Au fond, peut-être qu’Anakin et sa fougueuse candeur n’étaient pas totalement dans l’erreur. Parfois, derrière un charmant sourire et un air faussement attentif, Padmé ne pensait qu’à ça. Ignorer les règles. Contourner les chemins officiels. Accomplir quelque chose, tout de suite, sans s’infliger les affres déprimantes de la politique ; aller confronter les corporations minières d’Irvin IV sur leurs pratiques d’esclavage hors d’âge et leur imposer des contrôles à défaut du changement, trouver un slicer de génie et percer l’algorithme du clan bancaire pour le forcer à accompagner la transition des systèmes de la bordure intérieure, mener des négociations musclées… Sauver des vies. Améliorer la galaxie. La sénatrice soupira ; ce n’était pourtant pas cette voie-là qu’elle avait choisie. Si même elle, l’une des avocates les plus actives pour la paix dans la galaxie ne croyait pas de tout son cœur en la démocratie, qui le ferait ? Qui tempérerait les ardeurs de jeunes Jedi rêvant de remodeler la société à l’image d’un idéalisme naïf, dangereux ?

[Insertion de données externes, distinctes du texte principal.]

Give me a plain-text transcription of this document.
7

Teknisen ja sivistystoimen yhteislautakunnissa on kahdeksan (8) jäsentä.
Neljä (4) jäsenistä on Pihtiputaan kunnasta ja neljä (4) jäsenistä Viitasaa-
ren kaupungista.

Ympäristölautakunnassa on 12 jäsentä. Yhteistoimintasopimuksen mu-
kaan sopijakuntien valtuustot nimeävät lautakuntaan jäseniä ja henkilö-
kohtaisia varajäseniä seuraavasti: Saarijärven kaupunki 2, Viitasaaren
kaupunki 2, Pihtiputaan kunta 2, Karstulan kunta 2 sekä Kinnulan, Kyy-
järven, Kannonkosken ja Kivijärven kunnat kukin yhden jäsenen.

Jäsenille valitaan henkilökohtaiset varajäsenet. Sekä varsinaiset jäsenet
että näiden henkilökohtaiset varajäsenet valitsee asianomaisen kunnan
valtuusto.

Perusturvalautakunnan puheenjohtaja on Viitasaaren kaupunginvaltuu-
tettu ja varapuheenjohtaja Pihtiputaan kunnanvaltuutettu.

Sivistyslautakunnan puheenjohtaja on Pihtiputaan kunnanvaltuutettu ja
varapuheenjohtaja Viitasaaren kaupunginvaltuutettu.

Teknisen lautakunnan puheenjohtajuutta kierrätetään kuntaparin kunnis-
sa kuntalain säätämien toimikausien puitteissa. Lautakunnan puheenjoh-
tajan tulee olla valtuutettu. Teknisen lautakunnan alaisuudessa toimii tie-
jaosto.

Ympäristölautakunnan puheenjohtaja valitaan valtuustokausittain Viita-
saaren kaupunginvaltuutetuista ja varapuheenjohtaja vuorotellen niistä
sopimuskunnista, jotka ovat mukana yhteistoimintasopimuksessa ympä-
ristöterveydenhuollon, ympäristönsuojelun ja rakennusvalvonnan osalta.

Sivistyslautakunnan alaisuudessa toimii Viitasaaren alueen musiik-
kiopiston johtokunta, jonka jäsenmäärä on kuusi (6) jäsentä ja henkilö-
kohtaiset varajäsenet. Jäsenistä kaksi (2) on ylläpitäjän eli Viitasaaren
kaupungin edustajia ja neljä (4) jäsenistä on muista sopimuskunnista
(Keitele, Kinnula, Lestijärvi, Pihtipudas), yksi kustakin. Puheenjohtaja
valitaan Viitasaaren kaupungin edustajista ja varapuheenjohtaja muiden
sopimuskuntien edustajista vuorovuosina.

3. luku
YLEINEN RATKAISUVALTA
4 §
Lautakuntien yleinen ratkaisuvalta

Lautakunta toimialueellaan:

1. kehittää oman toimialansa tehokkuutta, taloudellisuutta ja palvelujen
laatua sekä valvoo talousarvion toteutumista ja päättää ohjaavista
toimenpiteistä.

Anakin. Elle était coincée dans un appartement au luxe ostentatoire tandis que l’homme qu’elle aimait subissait une opération dont les détails lui étaient inconnus. Elle avait pratiquement supplié les gardiens du temple de la laisser le voir, avant que les guérisseurs ne l’endorment. Mais les Jedi étaient si secrets, si fermés. A leurs yeux, elle était peut-être une alliée de choix quand il s’agissait de se faire entendre au Sénat, mais elle restait une étrangère. Elle regarda avec dédain les fauteuils en velours fin et les bibelots qui décoraient la table en verre, trônant au milieu de la pièce à vivre. Elle avait envie de renverser les meubles, de prendre chaque statuette, chaque babiole, et de les jeter sur le sol en marbre. Que quelque chose éclate, brise le silence insupportable qui la forçait à n’écouter que ses pensées furieuses. Anakin est blessé. Anakin pourrait mourir. Je lui ai dit que je l’aimais, mais le sait-il vraiment ? Anakin. Anakin. ANAKIN.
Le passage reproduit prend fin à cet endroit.